Oddo Salvatore, Caccamo Antonella, Shepherd Jason D, Murphy M Paul, Golde Todd E, Kayed Rakez, Metherate Raju, Mattson Mark P, Akbari Yama, LaFerla Frank M
Department of Neurobiology and Behavior, University of California, Irvine, Irvine, California 92697, USA.
Neuron. 2003 Jul 31;39(3):409-21. doi: 10.1016/s0896-6273(03)00434-3.
The neuropathological correlates of Alzheimer's disease (AD) include amyloid-beta (Abeta) plaques and neurofibrillary tangles. To study the interaction between Abeta and tau and their effect on synaptic function, we derived a triple-transgenic model (3xTg-AD) harboring PS1(M146V), APP(Swe), and tau(P301L) transgenes. Rather than crossing independent lines, we microinjected two transgenes into single-cell embryos from homozygous PS1(M146V) knockin mice, generating mice with the same genetic background. 3xTg-AD mice progressively develop plaques and tangles. Synaptic dysfunction, including LTP deficits, manifests in an age-related manner, but before plaque and tangle pathology. Deficits in long-term synaptic plasticity correlate with the accumulation of intraneuronal Abeta. These studies suggest a novel pathogenic role for intraneuronal Abeta with regards to synaptic plasticity. The recapitulation of salient features of AD in these mice clarifies the relationships between Abeta, synaptic dysfunction, and tangles and provides a valuable model for evaluating potential AD therapeutics as the impact on both lesions can be assessed.

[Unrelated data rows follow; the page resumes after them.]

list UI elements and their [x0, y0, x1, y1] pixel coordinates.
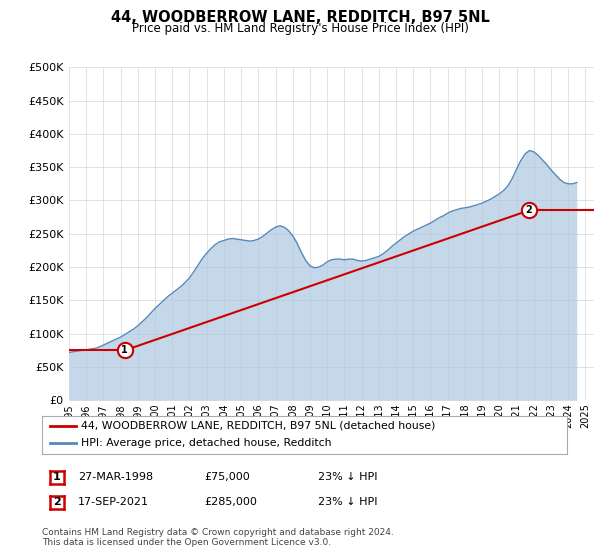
Text: 44, WOODBERROW LANE, REDDITCH, B97 5NL (detached house): 44, WOODBERROW LANE, REDDITCH, B97 5NL (… [82, 421, 436, 431]
Text: HPI: Average price, detached house, Redditch: HPI: Average price, detached house, Redd… [82, 438, 332, 449]
Text: 2: 2 [53, 497, 61, 507]
Text: 1: 1 [121, 346, 128, 356]
Text: 23% ↓ HPI: 23% ↓ HPI [318, 472, 377, 482]
Text: 1: 1 [53, 472, 61, 482]
Text: 44, WOODBERROW LANE, REDDITCH, B97 5NL: 44, WOODBERROW LANE, REDDITCH, B97 5NL [110, 10, 490, 25]
Text: 2: 2 [526, 206, 532, 216]
Text: Price paid vs. HM Land Registry's House Price Index (HPI): Price paid vs. HM Land Registry's House … [131, 22, 469, 35]
Text: Contains HM Land Registry data © Crown copyright and database right 2024.
This d: Contains HM Land Registry data © Crown c… [42, 528, 394, 547]
Text: 23% ↓ HPI: 23% ↓ HPI [318, 497, 377, 507]
Text: 27-MAR-1998: 27-MAR-1998 [78, 472, 153, 482]
Text: 17-SEP-2021: 17-SEP-2021 [78, 497, 149, 507]
Text: £75,000: £75,000 [204, 472, 250, 482]
Text: £285,000: £285,000 [204, 497, 257, 507]
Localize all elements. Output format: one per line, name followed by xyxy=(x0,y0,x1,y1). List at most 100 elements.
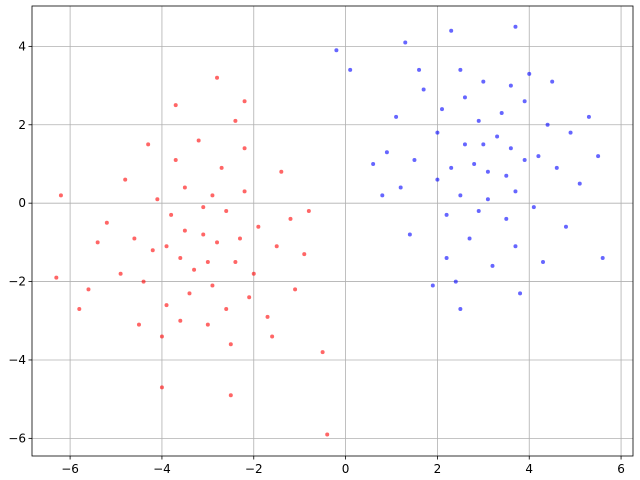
point xyxy=(233,259,238,264)
point xyxy=(205,259,210,264)
x-tick-label: 0 xyxy=(342,462,350,476)
grid xyxy=(32,6,633,456)
point xyxy=(600,256,605,261)
point xyxy=(237,236,242,241)
point xyxy=(334,48,339,53)
point xyxy=(293,287,298,292)
x-tick-label: −6 xyxy=(61,462,79,476)
point xyxy=(504,173,509,178)
point xyxy=(394,114,399,119)
point xyxy=(178,318,183,323)
point xyxy=(518,291,523,296)
point xyxy=(132,236,137,241)
point xyxy=(531,205,536,210)
point xyxy=(504,216,509,221)
point xyxy=(242,189,247,194)
point xyxy=(508,146,513,151)
y-tick-label: 2 xyxy=(18,118,26,132)
point xyxy=(215,240,220,245)
point xyxy=(527,71,532,76)
point xyxy=(481,79,486,84)
axes-frame xyxy=(31,5,634,457)
point xyxy=(173,158,178,163)
point xyxy=(444,256,449,261)
point xyxy=(444,212,449,217)
point xyxy=(380,193,385,198)
point xyxy=(54,275,59,280)
point xyxy=(495,134,500,139)
point xyxy=(224,307,229,312)
x-tick-label: −2 xyxy=(245,462,263,476)
point xyxy=(596,154,601,159)
point xyxy=(178,256,183,261)
point xyxy=(288,216,293,221)
point xyxy=(320,350,325,355)
point xyxy=(58,193,63,198)
point xyxy=(568,130,573,135)
point xyxy=(536,154,541,159)
point xyxy=(228,393,233,398)
x-tick-label: 2 xyxy=(434,462,442,476)
y-tick-label: −4 xyxy=(8,353,26,367)
point xyxy=(77,307,82,312)
point xyxy=(508,83,513,88)
y-tick-label: −6 xyxy=(8,431,26,445)
point xyxy=(554,165,559,170)
point xyxy=(435,130,440,135)
point xyxy=(159,385,164,390)
point xyxy=(550,79,555,84)
point xyxy=(384,150,389,155)
point xyxy=(173,103,178,108)
point xyxy=(449,28,454,33)
point xyxy=(192,267,197,272)
point xyxy=(476,209,481,214)
point xyxy=(586,114,591,119)
point xyxy=(279,169,284,174)
point xyxy=(187,291,192,296)
point xyxy=(458,307,463,312)
point xyxy=(118,271,123,276)
point xyxy=(196,138,201,143)
point xyxy=(210,193,215,198)
point xyxy=(513,244,518,249)
point xyxy=(545,122,550,127)
point xyxy=(325,432,330,437)
point xyxy=(417,67,422,72)
point xyxy=(169,212,174,217)
point xyxy=(472,161,477,166)
point xyxy=(150,248,155,253)
point xyxy=(146,142,151,147)
point xyxy=(449,165,454,170)
point xyxy=(201,205,206,210)
point xyxy=(435,177,440,182)
point xyxy=(485,169,490,174)
points xyxy=(54,24,605,437)
point xyxy=(563,224,568,229)
ticks: −6 −4 −2 0 2 4 6 −6 −4 −2 0 2 4 xyxy=(8,39,625,476)
point xyxy=(481,142,486,147)
point xyxy=(407,232,412,237)
y-tick-label: 0 xyxy=(18,196,26,210)
x-tick-label: −4 xyxy=(153,462,171,476)
point xyxy=(215,75,220,80)
point xyxy=(490,263,495,268)
point xyxy=(513,24,518,29)
point xyxy=(141,279,146,284)
point xyxy=(242,146,247,151)
point xyxy=(270,334,275,339)
point xyxy=(228,342,233,347)
point xyxy=(522,158,527,163)
point xyxy=(462,142,467,147)
x-tick-label: 4 xyxy=(525,462,533,476)
point xyxy=(210,283,215,288)
point xyxy=(256,224,261,229)
point xyxy=(467,236,472,241)
point xyxy=(205,322,210,327)
point xyxy=(440,107,445,112)
point xyxy=(476,118,481,123)
point xyxy=(251,271,256,276)
point xyxy=(458,193,463,198)
point xyxy=(182,185,187,190)
point xyxy=(398,185,403,190)
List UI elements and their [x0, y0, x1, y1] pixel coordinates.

阿尔茨海默病(AD)的神经病理学相关特征包括β淀粉样蛋白(Aβ)斑块和神经原纤维缠结。为了研究Aβ与tau之间的相互作用及其对突触功能的影响,我们构建了一个携带早老素1(PS1,M146V突变)、淀粉样前体蛋白(APP,瑞典突变体)和tau(P301L突变)转基因的三转基因模型(3xTg-AD)。我们不是将独立品系进行杂交,而是将两个转基因显微注射到来自纯合PS1(M146V)基因敲入小鼠的单细胞胚胎中,从而培育出具有相同遗传背景的小鼠。3xTg-AD小鼠会逐渐形成斑块和缠结。包括长时程增强(LTP)缺陷在内的突触功能障碍会随着年龄增长而出现,但在斑块和缠结病理形成之前。长期突触可塑性的缺陷与神经元内Aβ的积累相关。这些研究表明神经元内Aβ在突触可塑性方面具有新的致病作用。这些小鼠重现了AD的显著特征,阐明了Aβ、突触功能障碍和缠结之间的关系,并为评估潜在的AD治疗方法提供了一个有价值的模型,因为可以评估对这两种病变的影响。